Sorti d'un premier épisode mitigé, je suis bien content d'avoir continué parce que de l'épisode 2 au 10 j'ai vécu une expérience sensationnelle. Mention spéciale au style graphique qui était ma principale réticence, mais qui s'est vite révélé être un atout. Sa simplicité donne un aspect très vivant aux personnages. J'ai en tout cas été charmé par leurs expressions faciales et la manière dont ils se mouvaient.

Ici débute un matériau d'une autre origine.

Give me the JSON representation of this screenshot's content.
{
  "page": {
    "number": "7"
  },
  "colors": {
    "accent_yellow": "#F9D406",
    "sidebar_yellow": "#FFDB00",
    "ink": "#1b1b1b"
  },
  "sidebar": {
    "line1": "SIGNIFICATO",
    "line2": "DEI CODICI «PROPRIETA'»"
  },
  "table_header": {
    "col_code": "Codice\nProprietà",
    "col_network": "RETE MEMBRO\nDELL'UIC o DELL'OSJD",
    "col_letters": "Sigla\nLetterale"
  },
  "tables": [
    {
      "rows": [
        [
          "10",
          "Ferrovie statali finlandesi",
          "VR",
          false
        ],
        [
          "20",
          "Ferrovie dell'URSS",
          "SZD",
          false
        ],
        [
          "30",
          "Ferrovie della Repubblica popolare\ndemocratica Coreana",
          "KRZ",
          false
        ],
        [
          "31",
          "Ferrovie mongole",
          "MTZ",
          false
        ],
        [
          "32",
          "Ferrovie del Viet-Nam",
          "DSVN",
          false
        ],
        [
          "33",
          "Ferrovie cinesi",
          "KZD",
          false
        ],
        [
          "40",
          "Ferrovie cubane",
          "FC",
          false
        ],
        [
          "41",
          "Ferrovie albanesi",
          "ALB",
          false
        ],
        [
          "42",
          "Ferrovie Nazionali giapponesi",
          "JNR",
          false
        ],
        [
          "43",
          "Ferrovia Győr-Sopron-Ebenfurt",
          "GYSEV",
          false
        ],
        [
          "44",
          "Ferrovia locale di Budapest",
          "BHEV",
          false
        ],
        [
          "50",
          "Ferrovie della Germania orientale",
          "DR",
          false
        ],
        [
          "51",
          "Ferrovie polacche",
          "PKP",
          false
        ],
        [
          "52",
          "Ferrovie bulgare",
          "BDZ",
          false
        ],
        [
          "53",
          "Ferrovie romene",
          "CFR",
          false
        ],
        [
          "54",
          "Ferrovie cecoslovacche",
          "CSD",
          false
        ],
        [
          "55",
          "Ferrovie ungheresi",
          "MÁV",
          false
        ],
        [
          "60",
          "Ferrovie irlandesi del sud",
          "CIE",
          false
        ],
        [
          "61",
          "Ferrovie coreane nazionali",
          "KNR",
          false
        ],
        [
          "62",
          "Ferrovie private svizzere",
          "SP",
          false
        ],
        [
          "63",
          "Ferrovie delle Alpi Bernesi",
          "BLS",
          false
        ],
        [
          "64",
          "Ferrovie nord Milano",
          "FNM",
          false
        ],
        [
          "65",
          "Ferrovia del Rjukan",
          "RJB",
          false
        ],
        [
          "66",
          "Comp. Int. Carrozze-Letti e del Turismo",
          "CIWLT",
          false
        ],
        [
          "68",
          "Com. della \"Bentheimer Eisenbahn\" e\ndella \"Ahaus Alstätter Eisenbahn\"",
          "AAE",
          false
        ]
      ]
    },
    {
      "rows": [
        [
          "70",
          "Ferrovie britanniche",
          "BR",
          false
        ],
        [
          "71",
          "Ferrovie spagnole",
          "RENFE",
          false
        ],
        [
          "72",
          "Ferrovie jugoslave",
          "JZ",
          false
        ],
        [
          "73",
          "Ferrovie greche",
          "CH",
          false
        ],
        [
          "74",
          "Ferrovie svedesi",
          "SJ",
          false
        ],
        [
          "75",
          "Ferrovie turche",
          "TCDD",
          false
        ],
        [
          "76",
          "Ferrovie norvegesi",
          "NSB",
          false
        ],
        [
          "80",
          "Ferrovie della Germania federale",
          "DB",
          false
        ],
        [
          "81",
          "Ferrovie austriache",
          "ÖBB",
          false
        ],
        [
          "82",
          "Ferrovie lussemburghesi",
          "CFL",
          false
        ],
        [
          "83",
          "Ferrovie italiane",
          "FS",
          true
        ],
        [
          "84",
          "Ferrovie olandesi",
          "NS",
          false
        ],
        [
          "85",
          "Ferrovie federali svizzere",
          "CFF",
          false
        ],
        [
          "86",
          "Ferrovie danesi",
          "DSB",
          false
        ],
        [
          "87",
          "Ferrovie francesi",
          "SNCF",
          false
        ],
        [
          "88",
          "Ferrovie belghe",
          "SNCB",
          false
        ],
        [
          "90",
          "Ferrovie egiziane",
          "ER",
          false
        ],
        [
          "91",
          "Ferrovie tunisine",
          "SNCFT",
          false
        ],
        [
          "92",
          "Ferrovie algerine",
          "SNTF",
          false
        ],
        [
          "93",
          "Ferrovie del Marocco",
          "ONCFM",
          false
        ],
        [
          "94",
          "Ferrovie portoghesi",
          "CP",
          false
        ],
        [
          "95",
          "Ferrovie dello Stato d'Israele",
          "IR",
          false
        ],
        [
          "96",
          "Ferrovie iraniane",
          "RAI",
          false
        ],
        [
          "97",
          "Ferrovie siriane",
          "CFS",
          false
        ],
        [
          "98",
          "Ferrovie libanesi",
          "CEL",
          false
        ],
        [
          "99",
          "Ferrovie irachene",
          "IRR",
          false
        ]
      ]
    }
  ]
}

Par contre j'ai de quoi redire sur les 2 derniers épisodes, qui sont à mes yeux majoritairement composé de remplissage. D'une part, ce qui peut y être raconté manque d'intérêt pour peu qu'on ait été attentif. D'autre part, le plot s'enmêle en mettant en scène des sous-intrigues nanardesques. L'intérêt apporté aux différents personnages n'a plus cette sincérité qui faisait la force de la première partie. Ça m'a mené à un final trop brut.
Mais comme je l'ai dit quelques jours avant, peu importe. J'ai tellement été hypnotisé par les épisodes centraux que Kaiba fait sans aucune hésitation partie des œuvres qui m'ont le plus marquées. Non sans l'aide d'une bande originale parfaite pour un univers qui ne laisse pas de place à l'innocence.
Et du coup j'ai vu mon premier Yuasa.